El aumento de la desigualdad funciona como un veneno que va eviscerando la democracia gradualmente. Este hecho ya lo advirtieron expertos en ciencias sociales. Recordaré a uno de ellos. Bobbio consideraba pertinente y posible demandar de la democracia un compromiso, a la vez que con la libertad, con una mayor igualdad en las condiciones materiales de vida de la gente, o sea, le parecía adecuado pedir a la democracia no sólo la preservación y el desarrollo del régimen de libertades que la hacen posible, sino también una cierta voluntad igualitaria en el sentido de utilizar el poder del Estado para contribuir a reducir las desigualdades materiales más manifiestas e injustas, así no más sea porque la presencia en una sociedad cualquiera de tal tipo de desigualdades puede tornar enteramente ilusorio y vacío, para quienes las padecen, el disfrute y ejercicio de las propias libertades. «La libertad, pues, y a la larga, no podrá subsistir sin igualdad».

Según esa idea, por consiguiente, la igualdad no sólo no es un ideal incompatible con la libertad, sino, todo lo contrario, una cierta igualdad material mínima sería una condición para el ejercicio efectivo de la libertad y para la real consolidación de un régimen democrático.
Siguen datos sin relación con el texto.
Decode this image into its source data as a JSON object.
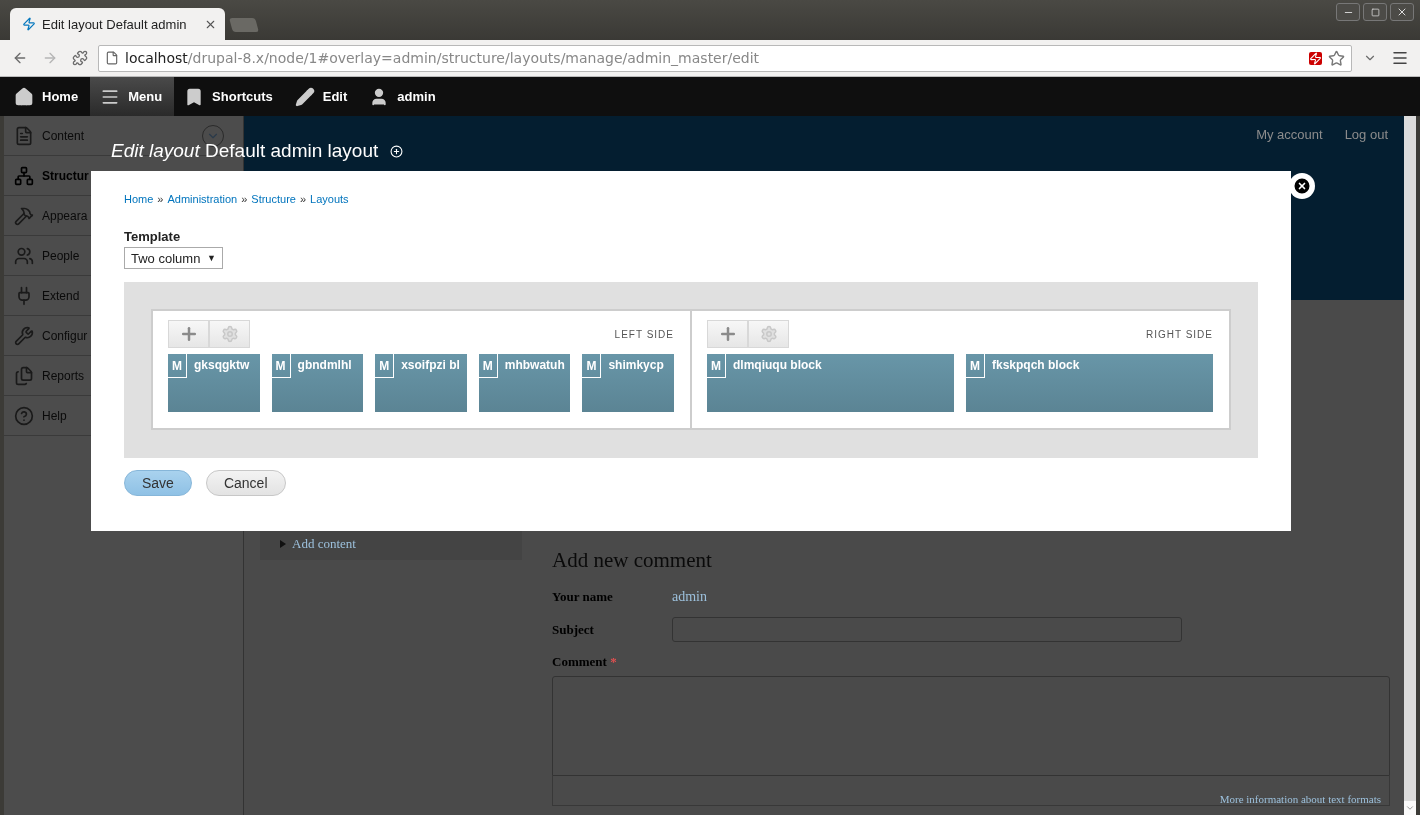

Bobbio se apercibió y advirtió del gran problema, que explotó con gran fuerza a fines del siglo XX, aunque ya se estaba fraguando en los años anteriores: el triunfo de una sociedad de mercado había conducido a un crecimiento inaceptable de las desigualdades, lo que suponía un peligro mortal para la democracia. Y la izquierda en lugar de oponerse al fenómeno de la desigualdad lo facilitó, aferrándose a la hegemonía neoliberal. Mas, insistía Bobbio, la izquierda tendrá razón de ser, solo si se mantiene fiel a sus principios: estar al lado de los más débiles. La izquierda en lugar de preocuparse por inventarse nuevas banderas en reemplazo de la igualdad, debería conservar ese estandarte.

La estrella polar de la izquierda es la igualdad. Por ello, la izquierda debería hacerse la pregunta de ¿cuánto nivel de desigualdad puede soportar la democracia? La derecha no se la plantea porque para ella la libertad y la igualdad no solo no se implican, sino que mantienen una relación de oposición, en virtud de la cual la libertad solo puede afirmarse con el sacrificio de la igualdad.

Como señala Stiglitz, las secuelas de la irrefrenable desigualdad las tenemos ante nuestros ojos. Tenemos a Orbán, Bolsonaro, Trump, Modi, y una lista cada vez más larga de aspirantes a autócratas, como Milei, que canalizan una forma curiosa de populismo de derecha: mientras prometen proteger a la ciudadanía ordinaria y preservar viejos valores nacionales, aplican políticas que protegen a los poderosos y echan a la basura viejas normas. Y nos dejan a los demás tratando de explicar en qué radica su atractivo. La difundida sensación de que la democracia ha generado resultados injustos debilitó la confianza en ella, y llevó a algunos a concluir que sistemas alternativos podrían ser más eficaces.

Avisados estamos. La democracia es muy frágil. Por ello, me parece muy interesante la encuesta sobre la democracia, difundida en septiembre de 2023, del Open Society Barometer, y realizada en 30 países. Hay un aspecto alentador: gran apoyo a la democracia, en una época en la que se dice que está en crisis.

El 86% quiere vivir en una democracia y sólo el 20% piensa que los países autoritarios proporcionan a sus ciudadanos lo que quieren mejor que los democráticos. Lo negativo es que esta fe se está debilitando. Si bien el 71% de los encuestados de 56 años en adelante opinaron que la democracia es preferible a cualquier otra forma de gobierno, esta opinión bajó a sólo 57% en el grupo de entre 18 y 35 años. Un patrón similar, aunque menos pronunciado, se observó en apoyo a líderes fuertes que prescinden de elecciones: 26% del grupo de mayor edad y 35% de los más jóvenes. Los regímenes militares los apoyaron el 20% de la gente mayor y el 42% de los jóvenes. Es decir: más de dos de cada cinco jóvenes no ve la democracia como la mejor forma de gobierno, y más de dos de cada cinco apoya algún tipo de control militar. Un dato a considerar: la mitad del mundo tiene menos de 30 años.

Esto sugiere que con cada generación pierden fuerza los ideales y principios democráticos, y esto es una voz de alarma, aunque no debería sorprendernos. Después de todo, los jóvenes entre 18 y 35 años han crecido durante la época de las crisis, que las han sufrido con más intensidad. La legitimidad de la democracia depende de la confianza de la gente para mejorar sus vidas, como una garantía a sus libertades, y por su capacidad de generar un mayor bienestar material.